和他预想的回答差不多,从遇见他的第一天起阿帕基就知道了,布加拉提远不像他看上去那么平静,那平静的海面下是汹涌起伏的波涛,稍有不慎便会被吞噬进去,被彻底掩盖在平静的海面之下。
“我溺水了你知道吗?”
“什么?”
这次轮到布加拉提不解了。
阿帕基伸出手,抚上布加拉提的脸。
“我溺死在这片海里了。

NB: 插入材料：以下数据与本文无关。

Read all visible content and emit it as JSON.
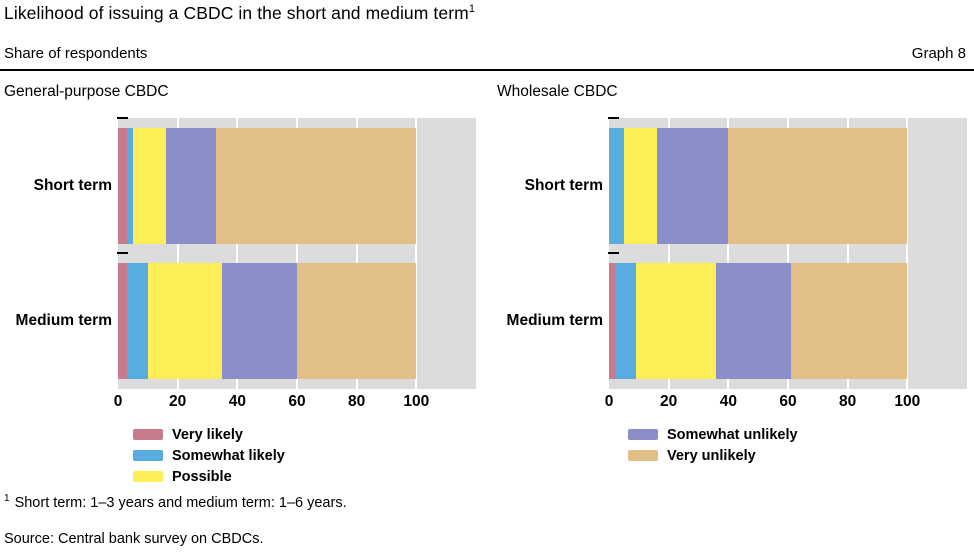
{
  "header": {
    "title": "Likelihood of issuing a CBDC in the short and medium term",
    "title_marker": "1",
    "subtitle_left": "Share of respondents",
    "graph_label": "Graph 8"
  },
  "chart_data": [
    {
      "type": "bar",
      "orientation": "horizontal-stacked",
      "title": "General-purpose CBDC",
      "categories": [
        "Short term",
        "Medium term"
      ],
      "series": [
        {
          "name": "Very likely",
          "color": "#c87b8c",
          "values": [
            3,
            3
          ]
        },
        {
          "name": "Somewhat likely",
          "color": "#59ace0",
          "values": [
            2,
            7
          ]
        },
        {
          "name": "Possible",
          "color": "#fdee57",
          "values": [
            11,
            25
          ]
        },
        {
          "name": "Somewhat unlikely",
          "color": "#8a8fc9",
          "values": [
            17,
            25
          ]
        },
        {
          "name": "Very unlikely",
          "color": "#e3bf88",
          "values": [
            67,
            40
          ]
        }
      ],
      "xticks": [
        0,
        20,
        40,
        60,
        80,
        100
      ],
      "xlim": [
        0,
        120
      ],
      "unit": "percent",
      "plot_background": "#dcdcdc",
      "grid": "vertical-white",
      "legend_indices": [
        0,
        1,
        2
      ],
      "legend_position": "below"
    },
    {
      "type": "bar",
      "orientation": "horizontal-stacked",
      "title": "Wholesale CBDC",
      "categories": [
        "Short term",
        "Medium term"
      ],
      "series": [
        {
          "name": "Very likely",
          "color": "#c87b8c",
          "values": [
            0,
            2
          ]
        },
        {
          "name": "Somewhat likely",
          "color": "#59ace0",
          "values": [
            5,
            7
          ]
        },
        {
          "name": "Possible",
          "color": "#fdee57",
          "values": [
            11,
            27
          ]
        },
        {
          "name": "Somewhat unlikely",
          "color": "#8a8fc9",
          "values": [
            24,
            25
          ]
        },
        {
          "name": "Very unlikely",
          "color": "#e3bf88",
          "values": [
            60,
            39
          ]
        }
      ],
      "xticks": [
        0,
        20,
        40,
        60,
        80,
        100
      ],
      "xlim": [
        0,
        120
      ],
      "unit": "percent",
      "plot_background": "#dcdcdc",
      "grid": "vertical-white",
      "legend_indices": [
        3,
        4
      ],
      "legend_position": "below"
    }
  ],
  "footnote": {
    "marker": "1",
    "text": "Short term: 1–3 years and medium term: 1–6 years."
  },
  "source_line": "Source: Central bank survey on CBDCs."
}
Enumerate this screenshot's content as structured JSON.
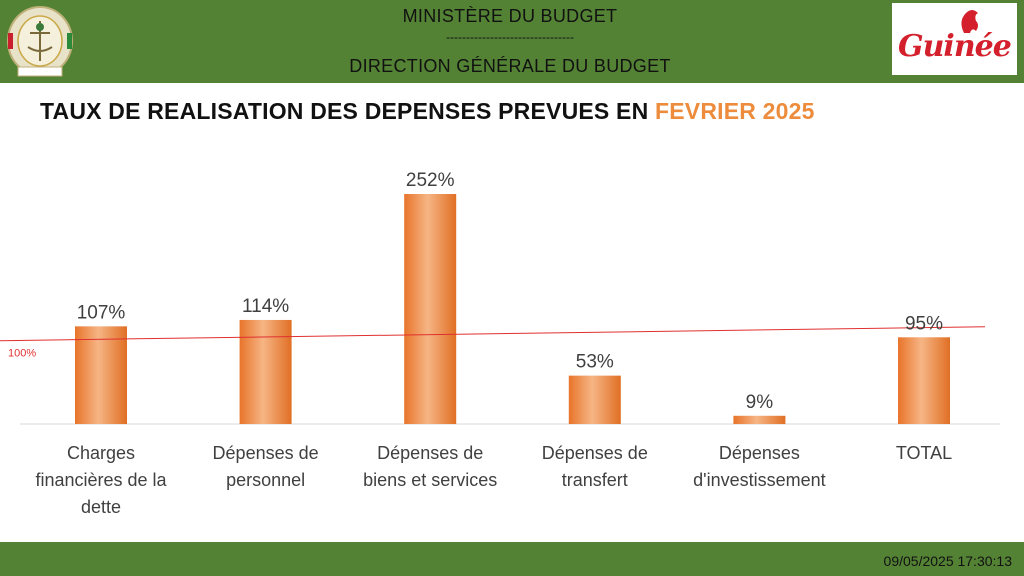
{
  "header": {
    "ministry": "MINISTÈRE DU BUDGET",
    "separator": "--------------------------------",
    "direction": "DIRECTION GÉNÉRALE DU BUDGET",
    "logo_text": "Guinée",
    "emblem_caption": "JUSTICE"
  },
  "title": {
    "main": "TAUX DE REALISATION DES DEPENSES PREVUES EN",
    "period": "FEVRIER 2025"
  },
  "colors": {
    "header_bg": "#548235",
    "bar": "#ed7d31",
    "bar_highlight": "#f8c8a0",
    "reference_line": "#e03030",
    "title_accent": "#ec8c3c",
    "logo_red": "#d4202c"
  },
  "chart_data": {
    "type": "bar",
    "categories": [
      [
        "Charges",
        "financières de la",
        "dette"
      ],
      [
        "Dépenses de",
        "personnel"
      ],
      [
        "Dépenses de",
        "biens et services"
      ],
      [
        "Dépenses de",
        "transfert"
      ],
      [
        "Dépenses",
        "d'investissement"
      ],
      [
        "TOTAL"
      ]
    ],
    "values": [
      107,
      114,
      252,
      53,
      9,
      95
    ],
    "data_labels": [
      "107%",
      "114%",
      "252%",
      "53%",
      "9%",
      "95%"
    ],
    "unit": "%",
    "reference_line": {
      "value": 100,
      "label": "100%"
    },
    "ylim": [
      0,
      270
    ],
    "grid": false,
    "legend": "none"
  },
  "footer": {
    "timestamp": "09/05/2025 17:30:13"
  }
}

”他说。
他看着对方,布加拉提也在看他——对方的侧脸还残留着夕阳余晖的吻痕,脸上细短的汗毛都被镀上了一层金箔,眼睛里还留着最后一片太阳。
“哪一片海?”
海水的潮汐上涌,触碰到他们的脚趾,有一些凉意——这夕阳终于要彻底落下去了,他们周围的光线都暗下来,变得更加幽蓝,连带着阿帕基的视线。
和布加拉提的眼睛变成了一个颜色。他想。
他终于找到了那个让他想了一天的,对于布加拉提眼睛的颜色的合适的形容词。
“就在这里。”
——世界。
———
世界。
他的世界开始变得昏暗,一点也不像布加拉提眼睛的颜色。
有什么东西正在从他的身体里流出来,流进这片海里,流进空气里,流进他看不见的地方。
这片海,也不是他和布加拉提共享的那片海。
忧郁蓝调的倒带好像已经停了。阿帕基皱起眉头,这可不行,布加拉提还没回来,他得在布加拉提和纳兰迦回来之前倒完带,米斯达和乔鲁诺也快过来了,这样就可以和他们及时确认老板的过去了。
很陌生,又好像很熟悉的感觉。
很累,累的就像他宿醉后从垃圾堆里爬起来一样累,大概比那个还要累一点。
有血腥味,浓重得让他又想起那个晚上。
不,不对,他不应该在这里。
……他应该去哪?
他要去哪里?
“……”
阿帕基又一次睁开眼。
是他熟悉的街道,熟悉的公交车站,熟悉的街边餐厅,熟悉的侍应生,熟悉的桌布,桌子上是他点的意面。
“咔拉,咔拉。”
“?”
阿帕基四处张望了一下,有些不解声音的来源。
“咔拉,咔拉。”
阿帕基猛的掀开了桌布,桌子底下趴着一个穿着警服的人,还有一地的碎玻璃。
“呃……你在干什么?”
警察抬起头,阿帕基看见了一双似曾相识的眼睛。